Most of the clerestoried church belongs to the beginning of the 14th century, but the wide chancel arch is 13th century and the clerestory 15th. The porch, also 15th century, has two scratched sundials. The 15th century tower is majestic. Remarkable for its two bands of ornament, it has a niche ornamented with a bird which has kept watch since the day the builders left. Two things in the churchyard are older still, finely ornamented crosses with wheel heads, believed to be the work of Saxons who may have fought at Hastings.

The beautiful stone seats and the piscina have been here since Chaucer’s day, and the font has kept them company all the time. Its modern cover is crowned with a small figure of John the Baptist. There is a chair carved about 300 years ago, and a modern altar table with two painted angels which have come down in the world, having been up in the roof in the 15th century.

Here sleeps Robert Sapcote, whose portrait is engraved on a stone in the chancel. He is in armour, and was brought here from Elton Hall in 1601. The south aisle has many monuments to the Probys, who became Earls of Carysfort, the last earl with this title having been sleeping here since 1909. He was a knight of St Patrick, and his banner hangs over his monument. One of the Probys was John, who died in 1828, after a long career as a politician far enough ahead of his day to support Wilberforce. His son Granville, who was 17 when he went on board Nelson’s flagship, fought in the Battle of the Nile and at Trafalgar, and became an admiral.

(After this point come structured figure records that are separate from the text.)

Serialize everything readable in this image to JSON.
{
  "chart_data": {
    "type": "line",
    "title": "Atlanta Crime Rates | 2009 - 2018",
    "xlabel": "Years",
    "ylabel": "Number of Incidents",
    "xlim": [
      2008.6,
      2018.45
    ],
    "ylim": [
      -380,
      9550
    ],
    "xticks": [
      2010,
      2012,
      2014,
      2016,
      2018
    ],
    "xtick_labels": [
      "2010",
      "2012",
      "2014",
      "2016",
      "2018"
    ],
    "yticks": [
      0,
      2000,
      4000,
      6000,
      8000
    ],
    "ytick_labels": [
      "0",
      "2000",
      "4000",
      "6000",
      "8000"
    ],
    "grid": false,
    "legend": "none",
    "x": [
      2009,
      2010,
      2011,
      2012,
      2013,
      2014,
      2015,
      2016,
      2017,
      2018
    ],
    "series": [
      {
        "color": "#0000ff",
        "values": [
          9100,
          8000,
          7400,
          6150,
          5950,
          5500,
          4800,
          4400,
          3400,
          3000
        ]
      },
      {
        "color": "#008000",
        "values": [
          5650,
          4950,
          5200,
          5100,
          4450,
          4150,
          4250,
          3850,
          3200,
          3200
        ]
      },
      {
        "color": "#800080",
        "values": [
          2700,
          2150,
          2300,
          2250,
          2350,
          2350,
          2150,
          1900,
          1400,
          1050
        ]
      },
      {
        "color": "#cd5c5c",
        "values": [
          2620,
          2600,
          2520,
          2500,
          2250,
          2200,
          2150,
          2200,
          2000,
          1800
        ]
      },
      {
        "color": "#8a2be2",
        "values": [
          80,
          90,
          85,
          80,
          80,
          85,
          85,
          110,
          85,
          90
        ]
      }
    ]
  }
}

We should come to this fine church when the last sheaves of corn have been gathered and when the trees are crimson and gold, for the nave and the chancel are a picture of delight when the villagers bring a little autumn indoors. Very proud they are to remember that the first harvest festival in England was held in their church, the lovely idea of Piers Claughton, rector from 1845 to 1859. He became Bishop of St Helena and St Colombo, but his heart was in this village, and he has been sleeping since 1884 in this spacious churchyard, like a lovely garden shaded by the elms he loved. There is a tribute to his memory in the church and in St Paul’s Cathedral, and he deserves a niche in the Temple of Fame for teaching us to be thankful for seedtime and harvest, and to lay on our altars the first-fruits of the earth.